Thursday 30 June 2011

Strikes are good #3: Barnet teachers fighting for their pensions


To supplement an earlier post, here's Barnet NUT on the pensions demonstration in central London today. My sense of the day was that the strikes - those by teachers and civil servants, I don't know about lecturers, though I would guess those as well - were well supported, and spirits were high among those taking action. Certainly, people enjoyed the march and rallies (there were two since you couldn't fit everyone into Westminster Central Hall).

Ed Miliband has made a tit of himself today condemning the strikes; this evening he posted a really lame defence of his earlier remarks - the comments (most of them) are spot on.

6 comments:

MickeyN said...

What amazingly hypocritical times we live in. When the people who caused the financial crisis were asked to show restraint, they threatened to withdraw their labour (by moving to some tax-free utopia); immediately all sides of the political hierarchy fell to their knees prostrating themselves before the gods of the City, begging them not to leave and allowing them to continue with their unfettered bonuses and minimal corporation taxes paid for by bail-outs and "austerity measures" etc.

THEN when the teachers and civil servants, the victims of the City charlatans, withdraw THEIR labour by striking, the politicians cry "foul". How dare these horrible public servants complain? Don't they realise that they are lucky to live in a country that cannot afford Museums but can afford to bomb the shit out of bits of North Africa (and £500K per cruise missile is a bargain).

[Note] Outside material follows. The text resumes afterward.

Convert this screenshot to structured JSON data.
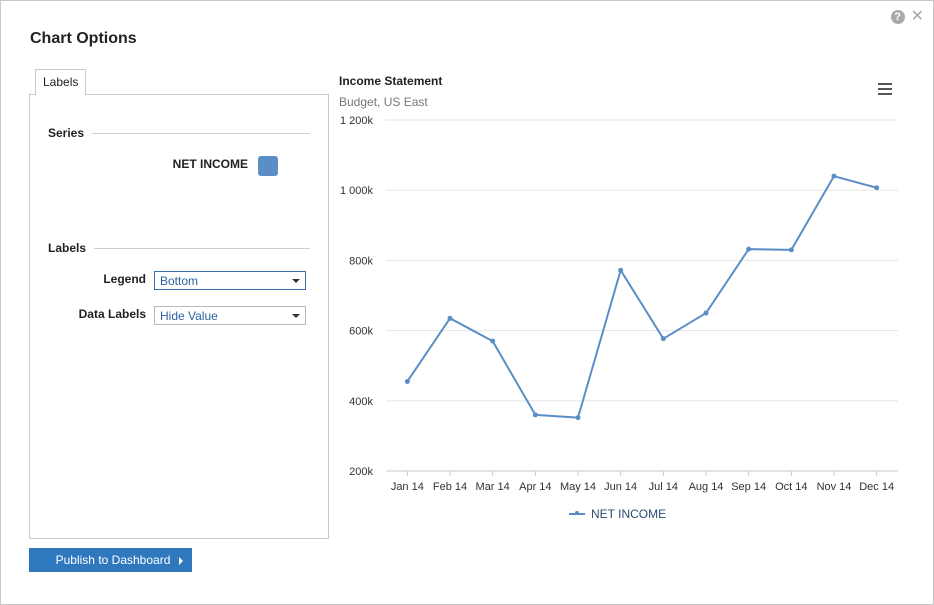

One thing I've learned however: the definition of "gold plated". "Gold Plated" as applied to pensions means "not yet pissed away by gambling on the stock market".

David Duff said...

Might I correct the heading to this post in order to increase its accuracy:

Barnet teachers fighting for my money

Citizen Barnet said...

That's right, DD, teachers' salaries and pensions (teachers are taxpayers as well, btw) are paid for from taxes.

If we didn't have a state education system we would have a lot of uneducated gutter snipes running around, and any kind of productive activity would be fairly impossible.

The Victorians worked that one out. I can see why you live in the country.

David Duff said...

"we would have a lot of uneducated gutter snipes running around"

In view of experience and just about every report from everyone concerned, except teachers and Labour politicians, we actually have "a lot of uneducated gutter snipes running around".

The teachers who worked are admirable in that they remembered that their first, indeed, their only, duty is to the children they teach. The unutterable scum who left their pupils in the lurch should be sacked.

MickeyN said...

The "unutterable scum" are people like you who consider that a huge tranche of society have a duty to be exploited.

David Duff said...

Obviously, Mickey, your English teacher failed to explain exactly what 'exploitation' means. Earning the sort of money teachers earn for doing even less work than they used to do - the poor dears now need 'classroom assistants' - and doing the work, on the whole, exceedingly poorly according to just about every neutral analytical observer, they should keep very quiet and hope no-one notices just how much they are costing us all.

Still, if you, and they, are convinced that our poor down-trodden teachers are suffering in the same way as some Indian peasant slaving away in a workshop for 10 cents a day, then they can always pack it in and try something else. Of course, outside the cosy area of public employment you actually have to do enough to justify your pay.

But of course, most teachers do not think they are exploited because most teachers stayed at work. ONly the scum walked out on their children.